Бухгалтера все с паролями, пароли другим не сообщают.

Вчера, 27.07.2017г., гл.бух. заметила появление документов списания.
Больше 10 разных документов, созданы и проведены текущей датой, время появления с 13:03:43 до 13:10:14.

Дата платежек в документах майская. Причем все эти документы есть, появились их копии.

Гл.бух. говорит, что её в это время за компом не было, хотя она была рядом, комп никто не трогал! (1с в это время была запущена)
По логам все документы проведены с её компа и от её имени.

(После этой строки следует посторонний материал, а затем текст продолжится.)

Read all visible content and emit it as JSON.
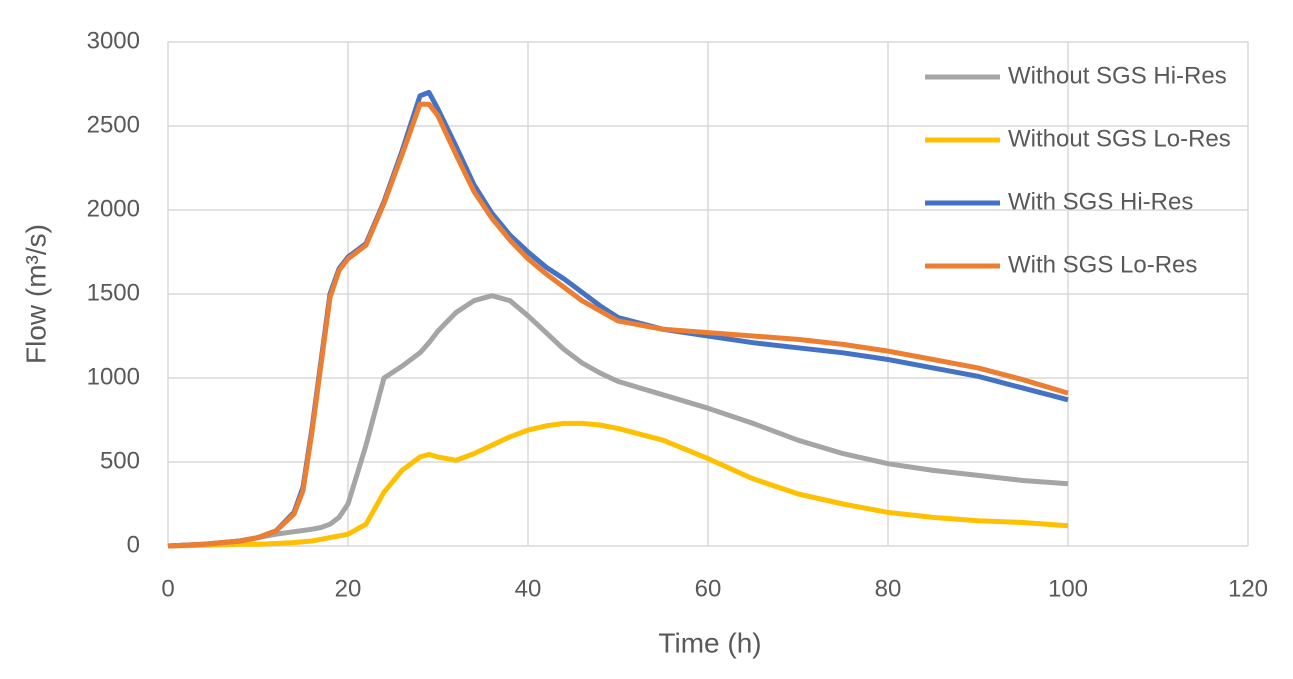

В логах присутствуют такие строки:



> Начиная с 27.07.2017 13:03:43
> Данные. Изменение	Регистр сведений. Данные первичных документов
> Данные. Изменение	Документ. Платежное поручение	Платежное поручение 00000000102 от 26.05.2017 12:00:00
> Данные. Изменение	Регистр сведений. Результаты обмена данными
> Данные. Добавление	Документ. Списание с расчетного счета	Списание с расчетного счета 00000000216 от 27.07.2017 13:03:43
> Данные. Проведение	Документ. Списание с расчетного счета	Списание с расчетного счета 00000000216 от 27.07.2017 13:03:43
> ...
> Последняя строка в 27.07.2017 13:10:14


Я проверил, никаких обменов не настроено, никаких правил обмена нет.

Подскажите, что это может быть?

----------


## PovAndy

Больше всего меня смущает строка "Регистр сведений. Результаты обмена данными"

----------


## alexandr_ll

> Больше всего меня смущает строка "Регистр сведений. Результаты обмена данными"


Что, и с банком обмена нет?

----------


## PovAndy

> Что, и с банком обмена нет?


Нет, не настраивали!

----------


## PovAndy

Есть у кого к.л. предположения?
Что это может быть?

----------


## alexandr_ll

> Есть у кого к.л. предположения?
> Что это может быть?


И все же, как вы работаете с банком? Неужели и в 1С и в клиенте банка вы все вводите вручную? Обычно всегда есть какой-то обмен.

----------


## PovAndy

Да, банковских движений не сильно много, поэтому вводим вручную.

----------


## avm3110

> Здравствуйте!
> 
> У нас стоит 1с 8.2 БП 2.0 (2.0.64.42)
> Сетевая файловая версия на 4 компа, база стоит на складском компе, (Там же в обед автоматом архивируется через Effector Saver), там 2 кладовщика с урезанными правами (ведут только складские документы, по бух. и по банку доступ закрыт). 2 компа в бухгалтерии.
> Бухгалтера все с паролями, пароли другим не сообщают.
> 
> Вчера, 27.07.2017г., гл.бух. заметила появление документов списания.
> Больше 10 разных документов, созданы и проведены текущей датой, время появления с 13:03:43 до 13:10:14.
> 
> ...


Если никто не трогал, а "все само", то похоже у вас вирус.

Доступ из инета к компу буха - есть?

----------


## PovAndy

> Если никто не трогал, а "все само", то похоже у вас вирус.
> 
> Доступ из инета к компу буха - есть?


Дa, в инет доступ есть.

Но на вирусы проверяли и даже к спецам из cyberforum обращался, они ничего не нашли.

----------